Figure 3. Molecular tools used to characterize protein-based adhesives, illustrated by examples from sea stars. Nucleic acids (DNA and mRNA; blue pathway) are extracted from the adhesive organ(s) (here, tube feet). Both can be submitted to next-generation sequencing to obtain, respectively, the genome of the animal or the transcriptome of the adhesive organ(s). Proteins (yellow pathway) are extracted from the secreted material (here, adhesive footprints) or the adhesive organ(s). After purification, they can be analysed for the presence of post-translational modifications (PTMs; red pathway) and/or submitted to peptide sequencing by Edman degradation or tandem mass spectrometry (MS/MS). The peptide sequences can be directly used for a BLAST search in the genome or transcriptome, or to design degenerate primers to perform RT-PCR, both allowing the recovery of the sequence of the cDNA coding for the investigated protein. The sequence is then analysed in silico to extract information required to perform experiments allowing the validation of the adhesive function of the protein (green pathway).

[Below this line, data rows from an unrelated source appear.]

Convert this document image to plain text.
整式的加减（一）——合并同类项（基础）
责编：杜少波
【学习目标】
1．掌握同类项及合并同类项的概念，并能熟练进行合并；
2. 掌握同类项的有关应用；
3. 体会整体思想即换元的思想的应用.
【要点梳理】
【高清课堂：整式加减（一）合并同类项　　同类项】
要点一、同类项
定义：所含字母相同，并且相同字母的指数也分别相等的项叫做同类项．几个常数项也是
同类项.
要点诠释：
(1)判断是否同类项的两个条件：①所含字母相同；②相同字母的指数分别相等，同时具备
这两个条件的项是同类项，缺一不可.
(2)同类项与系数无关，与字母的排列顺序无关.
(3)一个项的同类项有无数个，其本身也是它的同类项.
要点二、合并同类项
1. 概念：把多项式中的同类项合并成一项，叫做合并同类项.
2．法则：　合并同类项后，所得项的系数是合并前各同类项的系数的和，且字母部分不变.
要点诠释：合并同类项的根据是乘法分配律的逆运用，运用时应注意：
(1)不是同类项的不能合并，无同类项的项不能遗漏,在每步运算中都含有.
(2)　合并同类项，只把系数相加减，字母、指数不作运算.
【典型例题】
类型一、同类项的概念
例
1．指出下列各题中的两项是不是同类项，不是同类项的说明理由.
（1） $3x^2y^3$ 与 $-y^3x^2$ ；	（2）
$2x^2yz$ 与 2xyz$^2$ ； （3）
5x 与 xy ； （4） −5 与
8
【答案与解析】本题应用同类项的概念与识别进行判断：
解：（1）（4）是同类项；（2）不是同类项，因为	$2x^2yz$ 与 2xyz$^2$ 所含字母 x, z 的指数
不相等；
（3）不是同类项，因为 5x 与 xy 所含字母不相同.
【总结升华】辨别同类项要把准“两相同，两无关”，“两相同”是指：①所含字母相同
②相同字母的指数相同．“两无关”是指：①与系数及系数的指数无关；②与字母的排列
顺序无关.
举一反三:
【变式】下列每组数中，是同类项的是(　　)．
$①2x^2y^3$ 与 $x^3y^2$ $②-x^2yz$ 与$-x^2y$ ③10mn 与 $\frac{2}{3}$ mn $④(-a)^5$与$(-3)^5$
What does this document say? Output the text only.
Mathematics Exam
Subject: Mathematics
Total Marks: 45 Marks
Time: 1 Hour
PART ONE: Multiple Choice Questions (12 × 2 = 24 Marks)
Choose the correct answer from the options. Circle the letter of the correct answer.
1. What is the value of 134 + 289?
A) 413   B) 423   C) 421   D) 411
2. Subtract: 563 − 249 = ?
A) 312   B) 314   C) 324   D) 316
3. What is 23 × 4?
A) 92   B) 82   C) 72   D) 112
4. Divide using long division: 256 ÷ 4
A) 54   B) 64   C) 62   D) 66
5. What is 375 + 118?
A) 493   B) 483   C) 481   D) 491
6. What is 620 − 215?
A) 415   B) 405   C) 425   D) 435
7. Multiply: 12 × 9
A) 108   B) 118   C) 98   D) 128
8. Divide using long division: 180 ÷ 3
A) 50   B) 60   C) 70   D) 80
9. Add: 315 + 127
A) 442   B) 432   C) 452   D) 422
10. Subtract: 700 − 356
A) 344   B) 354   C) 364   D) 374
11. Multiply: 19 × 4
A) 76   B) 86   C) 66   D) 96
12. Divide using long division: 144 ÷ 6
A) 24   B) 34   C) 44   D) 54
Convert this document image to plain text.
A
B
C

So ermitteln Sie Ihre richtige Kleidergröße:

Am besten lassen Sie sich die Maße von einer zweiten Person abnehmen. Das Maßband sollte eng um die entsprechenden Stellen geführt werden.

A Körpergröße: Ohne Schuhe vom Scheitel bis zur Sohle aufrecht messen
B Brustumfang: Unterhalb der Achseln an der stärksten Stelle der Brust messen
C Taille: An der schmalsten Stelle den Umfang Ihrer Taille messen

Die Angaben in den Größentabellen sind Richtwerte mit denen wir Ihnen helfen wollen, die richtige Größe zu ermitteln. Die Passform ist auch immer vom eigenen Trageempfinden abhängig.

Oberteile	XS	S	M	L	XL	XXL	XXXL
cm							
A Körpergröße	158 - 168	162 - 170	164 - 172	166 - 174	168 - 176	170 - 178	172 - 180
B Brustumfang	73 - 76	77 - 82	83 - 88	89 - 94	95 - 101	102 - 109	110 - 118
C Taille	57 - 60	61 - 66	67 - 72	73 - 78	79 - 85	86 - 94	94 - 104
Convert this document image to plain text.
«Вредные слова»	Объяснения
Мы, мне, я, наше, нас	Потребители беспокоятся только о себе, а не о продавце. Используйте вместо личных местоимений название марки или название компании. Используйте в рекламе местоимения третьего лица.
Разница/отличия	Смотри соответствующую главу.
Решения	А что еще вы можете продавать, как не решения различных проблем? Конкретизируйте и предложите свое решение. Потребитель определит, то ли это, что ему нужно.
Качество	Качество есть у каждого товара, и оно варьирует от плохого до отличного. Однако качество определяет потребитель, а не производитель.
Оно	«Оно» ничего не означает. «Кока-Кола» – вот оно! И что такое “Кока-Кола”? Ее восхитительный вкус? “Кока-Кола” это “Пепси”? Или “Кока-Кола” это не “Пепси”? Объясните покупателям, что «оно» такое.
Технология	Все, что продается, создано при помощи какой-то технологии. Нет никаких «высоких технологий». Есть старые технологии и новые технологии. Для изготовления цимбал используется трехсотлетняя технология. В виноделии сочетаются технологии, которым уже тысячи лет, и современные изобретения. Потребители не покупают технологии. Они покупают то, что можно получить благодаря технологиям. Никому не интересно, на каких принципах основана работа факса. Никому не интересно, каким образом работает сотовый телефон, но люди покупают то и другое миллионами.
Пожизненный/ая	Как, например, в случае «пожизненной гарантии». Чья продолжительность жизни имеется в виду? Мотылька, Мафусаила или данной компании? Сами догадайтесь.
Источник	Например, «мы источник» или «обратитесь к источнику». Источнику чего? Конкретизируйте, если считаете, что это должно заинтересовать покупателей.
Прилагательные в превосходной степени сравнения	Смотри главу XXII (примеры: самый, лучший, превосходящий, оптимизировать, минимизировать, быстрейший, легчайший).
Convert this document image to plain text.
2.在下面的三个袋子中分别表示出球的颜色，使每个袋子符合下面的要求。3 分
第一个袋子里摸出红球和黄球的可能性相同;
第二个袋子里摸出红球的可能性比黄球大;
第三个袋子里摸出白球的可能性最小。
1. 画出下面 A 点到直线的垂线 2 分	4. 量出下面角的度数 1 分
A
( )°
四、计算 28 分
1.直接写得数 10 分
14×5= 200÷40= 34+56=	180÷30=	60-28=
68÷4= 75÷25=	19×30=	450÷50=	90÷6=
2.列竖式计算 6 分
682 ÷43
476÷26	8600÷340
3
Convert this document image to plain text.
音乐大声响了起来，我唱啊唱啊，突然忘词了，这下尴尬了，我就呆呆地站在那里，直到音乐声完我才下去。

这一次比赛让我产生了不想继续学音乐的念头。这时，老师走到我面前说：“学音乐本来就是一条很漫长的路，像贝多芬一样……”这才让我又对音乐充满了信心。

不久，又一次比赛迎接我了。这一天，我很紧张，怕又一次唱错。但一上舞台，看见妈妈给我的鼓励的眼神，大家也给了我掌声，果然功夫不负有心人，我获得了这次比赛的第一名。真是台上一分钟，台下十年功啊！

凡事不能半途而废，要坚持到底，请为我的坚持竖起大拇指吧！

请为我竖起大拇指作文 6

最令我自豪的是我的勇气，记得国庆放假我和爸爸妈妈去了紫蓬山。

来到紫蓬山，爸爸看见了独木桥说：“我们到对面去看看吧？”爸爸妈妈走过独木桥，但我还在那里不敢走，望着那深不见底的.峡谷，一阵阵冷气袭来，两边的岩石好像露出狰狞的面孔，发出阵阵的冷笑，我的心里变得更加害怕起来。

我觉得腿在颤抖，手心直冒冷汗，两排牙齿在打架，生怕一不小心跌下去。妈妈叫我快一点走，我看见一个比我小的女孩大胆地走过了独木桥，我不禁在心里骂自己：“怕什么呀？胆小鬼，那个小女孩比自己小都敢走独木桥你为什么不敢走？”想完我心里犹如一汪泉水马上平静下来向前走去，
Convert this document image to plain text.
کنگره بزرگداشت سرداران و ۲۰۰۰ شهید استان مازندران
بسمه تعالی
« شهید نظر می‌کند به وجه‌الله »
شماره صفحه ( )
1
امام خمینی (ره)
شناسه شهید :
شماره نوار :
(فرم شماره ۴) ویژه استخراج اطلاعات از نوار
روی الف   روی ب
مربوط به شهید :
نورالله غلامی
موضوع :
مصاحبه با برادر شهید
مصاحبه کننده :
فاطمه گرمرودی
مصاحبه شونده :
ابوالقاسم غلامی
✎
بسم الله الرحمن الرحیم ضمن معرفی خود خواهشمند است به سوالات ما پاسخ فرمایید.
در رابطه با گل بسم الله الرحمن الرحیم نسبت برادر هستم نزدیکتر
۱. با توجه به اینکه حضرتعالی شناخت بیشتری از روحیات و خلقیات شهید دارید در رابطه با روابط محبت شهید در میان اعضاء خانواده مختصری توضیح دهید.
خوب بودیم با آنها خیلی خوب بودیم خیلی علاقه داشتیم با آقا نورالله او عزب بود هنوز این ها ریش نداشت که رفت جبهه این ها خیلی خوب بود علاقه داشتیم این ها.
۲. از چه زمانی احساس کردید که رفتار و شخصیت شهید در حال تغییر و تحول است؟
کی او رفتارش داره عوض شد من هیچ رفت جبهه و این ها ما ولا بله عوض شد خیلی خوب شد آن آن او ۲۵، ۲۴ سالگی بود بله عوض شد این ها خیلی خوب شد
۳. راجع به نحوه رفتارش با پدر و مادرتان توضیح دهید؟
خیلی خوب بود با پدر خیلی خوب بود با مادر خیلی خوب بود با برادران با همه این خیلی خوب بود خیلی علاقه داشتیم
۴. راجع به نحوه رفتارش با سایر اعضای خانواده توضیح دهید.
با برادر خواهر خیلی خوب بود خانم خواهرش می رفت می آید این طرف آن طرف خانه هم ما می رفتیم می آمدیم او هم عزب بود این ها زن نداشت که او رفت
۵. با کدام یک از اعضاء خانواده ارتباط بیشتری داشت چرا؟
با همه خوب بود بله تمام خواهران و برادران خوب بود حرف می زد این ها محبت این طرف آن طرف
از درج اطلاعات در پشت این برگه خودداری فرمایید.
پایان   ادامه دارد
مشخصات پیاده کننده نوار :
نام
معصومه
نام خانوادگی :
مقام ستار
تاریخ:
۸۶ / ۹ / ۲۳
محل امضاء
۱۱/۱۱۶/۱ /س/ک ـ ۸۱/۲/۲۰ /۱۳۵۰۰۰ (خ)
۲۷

Figure 4. Consecutive steps for transcriptome sequencing (a) and experimental set-up for differential gene expression (b). See text for details. (a) mRNA (black); sequencing library (red), note adapters at the ends are not shown; paired-end reads (green–red–green), each sequenced stretch at both ends (green) of the DNA fragment (red) is about 100 bp assembled transcripts (purple lines). (b) Transcripts of transcriptome (purple lines) and adhesive transcript (blue line). Note that no reads can be mapped to the adhesive transcript when tissue without adhesive cells used.